El nuevo Jim Jarmush: ¿qué onda?




Es posible que Paterson llegue a ser el estreno más atrevido y también el más leve del año. Su atrevimiento es ir contracorriente. Y su levedad, que ronda incluso la ingravidez, representa prácticamente un portazo a las disociaciones, la violencia y los conflictos de esta época. Paterson quiere ser un remanso de paz. Pero, más que eso, es la mirada de su realizador, Jim Jarmush, a una idea de felicidad sustentada en la celebración de los momentos, coincidencias, verdades y emociones más simples de la vida.

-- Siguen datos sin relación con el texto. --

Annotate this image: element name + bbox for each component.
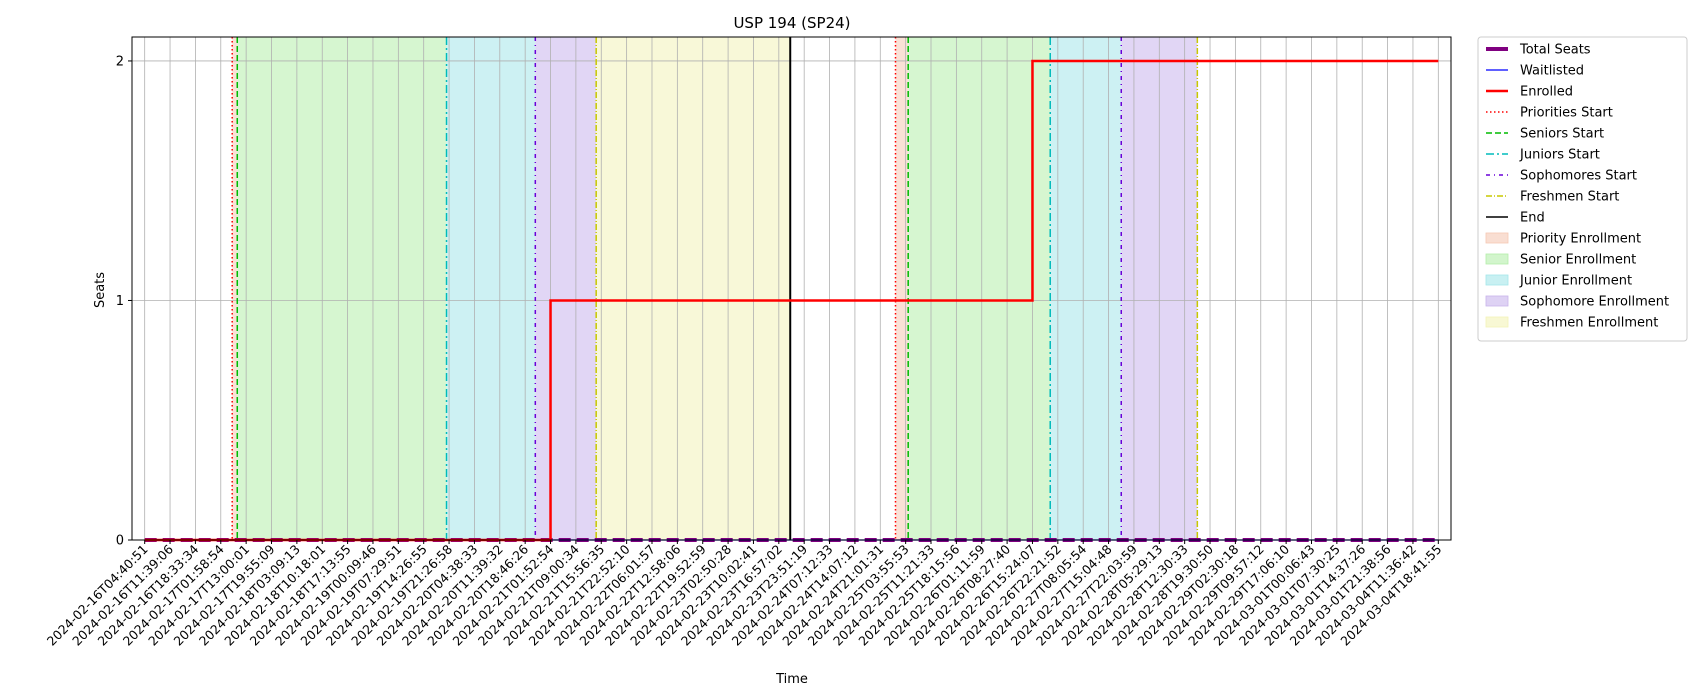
juniors-start-legend-label: Juniors Start [1519,148,1600,163]
sophomore-enrollment-legend-label: Sophomore Enrollment [1520,295,1669,310]
priorities-start-legend-label: Priorities Start [1520,106,1613,121]
freshmen-enrollment-band-0 [596,37,791,540]
sophomore-enrollment-band-0 [535,37,597,540]
legend: Total Seats Waitlisted Enrolled Priorities … [1477,36,1688,342]
phase-start-lines [231,37,1199,540]
sophomore-enrollment-legend-swatch [1485,295,1509,307]
junior-enrollment-band-0 [446,37,536,540]
junior-enrollment-band-1 [1050,37,1122,540]
waitlisted-legend-label: Waitlisted [1520,64,1584,79]
y-tick-label: 0 [116,534,124,549]
junior-enrollment-legend-label: Junior Enrollment [1519,274,1632,289]
end-legend-label: End [1520,211,1545,226]
plot-frame [131,36,1452,541]
freshmen-enrollment-legend-label: Freshmen Enrollment [1520,316,1658,331]
senior-enrollment-legend-label: Senior Enrollment [1520,253,1636,268]
senior-enrollment-legend-swatch [1485,253,1509,265]
freshmen-enrollment-legend-swatch [1485,316,1509,328]
enrollment-bands [232,37,1198,540]
y-tick-label: 2 [116,54,124,69]
senior-enrollment-band-1 [908,37,1051,540]
y-axis-label: Seats [93,272,108,308]
y-axis: 0 1 2 [116,54,132,549]
seniors-start-legend-label: Seniors Start [1520,127,1604,142]
legend-box [1477,36,1688,342]
junior-enrollment-legend-swatch [1485,274,1509,286]
priority-enrollment-legend-label: Priority Enrollment [1520,232,1641,247]
x-axis-label: Time [775,672,808,687]
priority-enrollment-legend-swatch [1485,232,1509,244]
freshmen-start-legend-label: Freshmen Start [1520,190,1619,205]
grid-lines [132,37,1451,541]
sophomores-start-legend-label: Sophomores Start [1520,169,1637,184]
x-axis: 2024-02-16T04:40:512024-02-16T11:39:0620… [44,540,1444,649]
priority-enrollment-band-0 [232,37,238,540]
senior-enrollment-band-0 [237,37,447,540]
total-seats-legend-label: Total Seats [1519,43,1591,58]
y-tick-label: 1 [116,294,124,309]
chart-title: USP 194 (SP24) [733,14,850,32]
priority-enrollment-band-1 [895,37,909,540]
enrolled-legend-label: Enrolled [1520,85,1573,100]
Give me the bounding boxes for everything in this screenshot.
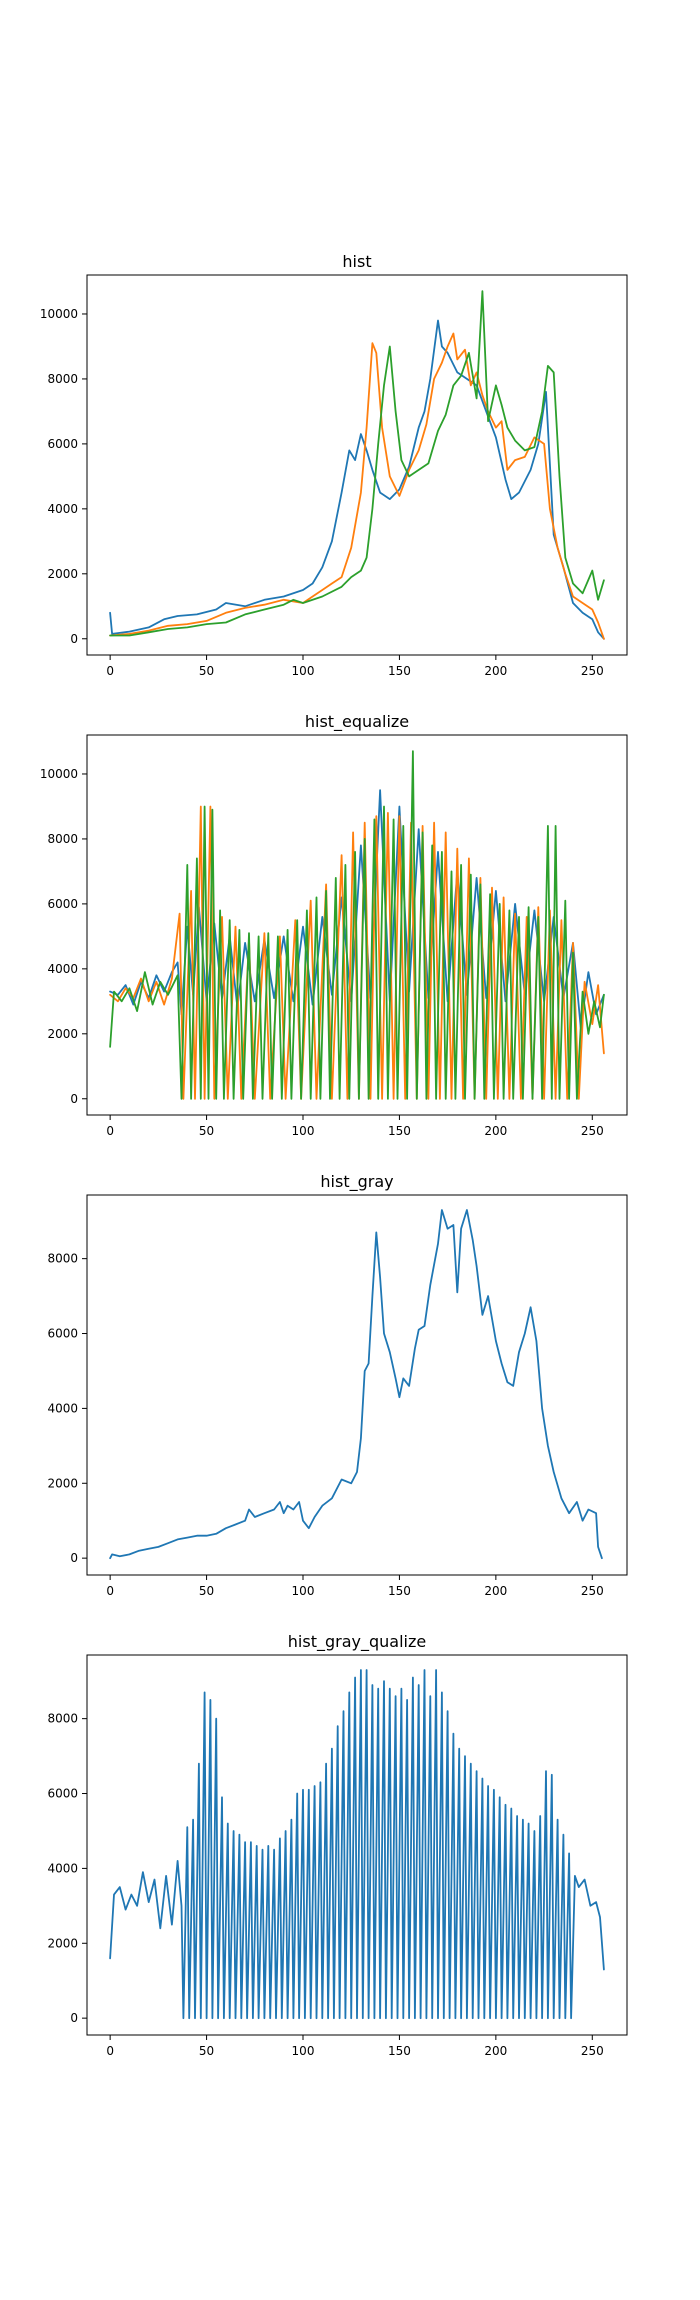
y-tick-label: 6000 (47, 1327, 78, 1341)
x-tick-label: 150 (388, 1584, 411, 1598)
x-tick-label: 150 (388, 2044, 411, 2058)
y-tick-label: 2000 (47, 1936, 78, 1950)
subplot-3: hist_gray 0 50 100 150 200 250 0 2000 4000 6000 800… (47, 1172, 628, 1598)
x-tick-label: 200 (484, 664, 507, 678)
plot-frame (86, 1654, 628, 2036)
x-tick-label: 200 (484, 1124, 507, 1138)
x-tick-label: 200 (484, 1584, 507, 1598)
plot-frame (86, 1194, 628, 1576)
y-tick-label: 10000 (40, 767, 78, 781)
x-tick-label: 50 (199, 1584, 214, 1598)
x-tick-label: 0 (106, 1584, 114, 1598)
x-tick-label: 200 (484, 2044, 507, 2058)
chart-title: hist_gray (320, 1172, 393, 1192)
series-line-2 (109, 332, 605, 640)
series-line-1 (109, 1669, 605, 2020)
plot-frame (86, 734, 628, 1116)
y-tick-label: 6000 (47, 437, 78, 451)
series-line-3 (109, 750, 605, 1100)
y-tick-label: 8000 (47, 1252, 78, 1266)
y-tick-label: 6000 (47, 1787, 78, 1801)
y-tick-label: 4000 (47, 1401, 78, 1415)
x-tick-label: 0 (106, 1124, 114, 1138)
chart-title: hist_gray_qualize (288, 1632, 426, 1652)
y-tick-label: 4000 (47, 962, 78, 976)
y-tick-label: 4000 (47, 1861, 78, 1875)
series-line-1 (109, 1209, 603, 1560)
subplot-2: hist_equalize 0 50 100 150 200 250 0 2000 4000 600… (40, 712, 628, 1138)
series-line-2 (109, 805, 605, 1100)
x-tick-label: 250 (581, 664, 604, 678)
x-tick-label: 150 (388, 664, 411, 678)
chart-title: hist (342, 252, 371, 271)
y-tick-label: 4000 (47, 502, 78, 516)
x-tick-label: 250 (581, 1124, 604, 1138)
y-tick-label: 2000 (47, 1027, 78, 1041)
y-tick-label: 6000 (47, 897, 78, 911)
x-tick-label: 100 (292, 1584, 315, 1598)
x-tick-label: 100 (292, 664, 315, 678)
y-tick-label: 8000 (47, 1712, 78, 1726)
subplot-4: hist_gray_qualize 0 50 100 150 200 250 0 2000 400… (47, 1632, 628, 2058)
y-tick-label: 0 (70, 1092, 78, 1106)
y-tick-label: 10000 (40, 307, 78, 321)
y-tick-label: 0 (70, 1551, 78, 1565)
y-tick-label: 0 (70, 632, 78, 646)
y-tick-label: 8000 (47, 372, 78, 386)
x-tick-label: 250 (581, 1584, 604, 1598)
y-tick-label: 2000 (47, 1476, 78, 1490)
series-line-3 (109, 290, 605, 637)
x-tick-label: 150 (388, 1124, 411, 1138)
x-tick-label: 100 (292, 1124, 315, 1138)
x-tick-label: 0 (106, 664, 114, 678)
y-tick-label: 8000 (47, 832, 78, 846)
plot-frame (86, 274, 628, 656)
x-tick-label: 50 (199, 1124, 214, 1138)
chart-title: hist_equalize (305, 712, 409, 732)
x-tick-label: 250 (581, 2044, 604, 2058)
x-tick-label: 50 (199, 2044, 214, 2058)
x-tick-label: 100 (292, 2044, 315, 2058)
x-tick-label: 50 (199, 664, 214, 678)
series-line-1 (109, 319, 605, 640)
y-tick-label: 2000 (47, 567, 78, 581)
subplot-1: hist 0 50 100 150 200 250 0 2000 4000 6000 8000 1000… (40, 252, 628, 678)
y-tick-label: 0 (70, 2011, 78, 2025)
x-tick-label: 0 (106, 2044, 114, 2058)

Paterson -título de la película, y además el nombre del protagonista y de la ciudad donde reside en el estado de New Jersey- tiene mucho de canto al tono menor. La cinta sigue por ocho jornadas al personaje interpretado por Adam Driver en sus rutinas: se levanta temprano, lo hace con cuidado para no despertar a su mujer, desayuna ligero, va a trabajar, hace algunas anotaciones antes de iniciar su jornada, y maneja un bus de la locomoción pública donde se topará con gentes, situaciones y conversaciones inesperadas. De vuelta a casa, cenará con su esposa, que es linda, imaginativa, tontona y siempre anda inventando nuevos cakes y combinaciones en blanco y negro, y después sacará a pasear al perro, para cerrar finalmente el día con una cerveza en el bar cercano. Es todo. O casi todo. Porque con tan poco la vida de Paterson, que no tiene celular ni tampoco grandes proyectos, es plena y grandiosa: él y su mujer son felices como están y queda claro que en realidad él es más un poeta que un conductor de buses. En eso consistiría la felicidad: en mantener el alma abierta a las pequeñas intensidades del día, que al final son el gran insumo tanto de la dicha personal como de la poesía.

Obviamente que hay candor en esta percepción. Pero también hay riesgo porque el tono de estas imágenes -relajado y exquisito- intenta rescatar los mecanismos a través de los cuales las experiencias del día se convierten en la conciencia de Paterson en poesía. Viniendo de un cineasta que tiene mucha noche en el cuerpo, que ha estado desde siempre asociado al rock, que filmó esa imponente y desgarradora cantata al desarraigo y abandono que fue hace más de 30 años Stranger than paradise (aparte de Mistery train, Deadman, El camino del samurái y Flores rotas, entre otras) y que en un momento se convirtió en ícono de rupturismo ondero, Paterson es como venir de vuelta. Vuelta a las viejas lealtades, partiendo por las de esa ciudad, que fue la del poeta William Carlos Williams. Vuelta a la sencillez. Vuelta a entender que el arte es también una manera de conectarnos con la vida cotidiana. Jim Jarmush en versión zen.

Película encantadora y bonita, por cierto. Las dudas, eso sí, son dos. La primera es si el arte, el arte que nos conmueve y efectivamente nos interpela, pasa por estas beatitudes. Borges confesaba tener dudas acerca de que se pudieran escribir novelas en el infierno. Pero decía que no le cabía duda alguna de la imposibilidad de escribirlas en el paraíso.

La segunda duda es de credibilidad, porque el mismo cineasta que venía de sumergirse en las oscuridades vampíricas de Solo los amantes sobreviven, que por lo demás no era gran cosa, ahora se volvió angélico en Paterson. ¿Qué ocurrió? Es evidente que falta entremedio un eslabón de continuidad. Porque el cine no es pura onda sino también un espacio de coherencia.